At the center of most giant galaxies, including our Milky Way, lies a supermassive black hole so dense that not even light can escape. Over time, black holes grow bigger — millions to billions times more massive than the Sun — by consuming stars, galaxies, and even other black holes. A supermassive black hole about to consume another can be detected by the mysterious flickering of a quasar, the beacon of light produced by black holes as they consume gas and dust swirling around them. Normally, quasars brighten and dim randomly, but when two black holes are about to unite, the quasar appears to flicker at regular intervals, like a light bulb on a timer.

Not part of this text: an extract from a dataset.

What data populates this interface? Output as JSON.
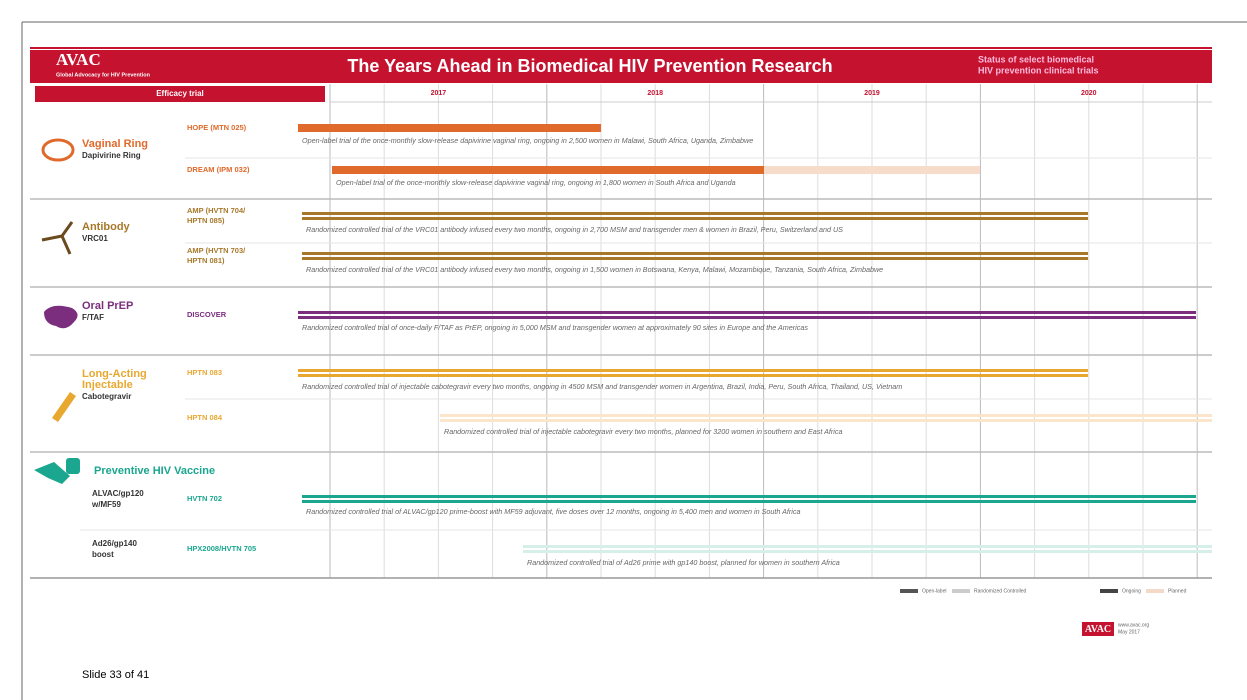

Recently, a team led by Matthew Graham, a computational astronomer at the California Institute of Technology, designed an algorithm to identify repeating light signals from 247,000 quasars monitored by telescopes in Arizona and Australia. Of the 20 pairs of black hole candidates discovered, they focused on the most compelling bright quasar — PG 1302-102. In a January study in Nature, they showed that PG 1302-102 seemed to brighten by 14 percent every five years, indicating the pair was less than a tenth of a light-year apart.

Intrigued, Haiman and his colleagues wondered if they could build a theoretical model to explain the repeating signal. If the black holes were as close as predicted, one had to be circling a much larger counterpart at nearly a tenth of the speed of light, they hypothesized. At that speed, the smaller black hole would appear to brighten as it approached Earth’s line of sight under the relativistic Doppler beaming effect. If correct, they predicted they would find a five-year cycle in the quasar’s ultraviolet emissions — only two-and-a-half times more variable in its intensity. Analyzing UV observations collected by NASA’s Hubble and GALEX space telescopes, they found exactly that.

Previous explanations for the repeating signal include a warp in the debris discs orbiting the black holes, a wobble in the axis of one black hole, and a lopsided debris disc formed as one black hole draws material off the other — all creating the impression of a periodic flicker from Earth.

A black hole merger is expected to release the gravitational waves predicted by Einstein, but not yet detected. Above, an artist's conception of waves rippling through space-time. Illustration credit: NASA.

The new study introduces a novel method for studying the convergence of black holes, according to researchers. By determining the combined and relative mass of PG 1302-102's black holes, they have narrowed down the expected collision time for the pair to a range of 20,000 to 350,000 years from now, with the most likely estimate being around 100,000 years. (Previously, Graham's team had predicted a collision time of 10,000 to several million years from now, with a best estimate of 250,000 years). Study co-author David Schiminovich, an astronomer at Columbia, mentioned, "We are now able to quantify the rates at which black holes merge and form larger black holes, and this knowledge helps us in the search for more pairs of black holes." The increasing number of discoveries of binary black hole systems has raised hopes among astronomers that a collision may be observed within the next decade. Graham and his team recently reported 90 additional candidates, while astronomers at Columbia are expecting to announce their own findings soon based on data collected at California's Palomar Observatory. With a growing list of black holes under observation, the likelihood of witnessing a collision and detecting the gravitational waves predicted by Einstein's general theory of relativity, though not yet observed, is increasing. The lead author of the study, Daniel D'Orazio, a graduate student at Columbia, stated, "The detection of gravitational waves allows us to explore the mysteries of gravity and test Einstein's theory in the extreme environment of black holes. Achieving this goal is a major aspiration in our field."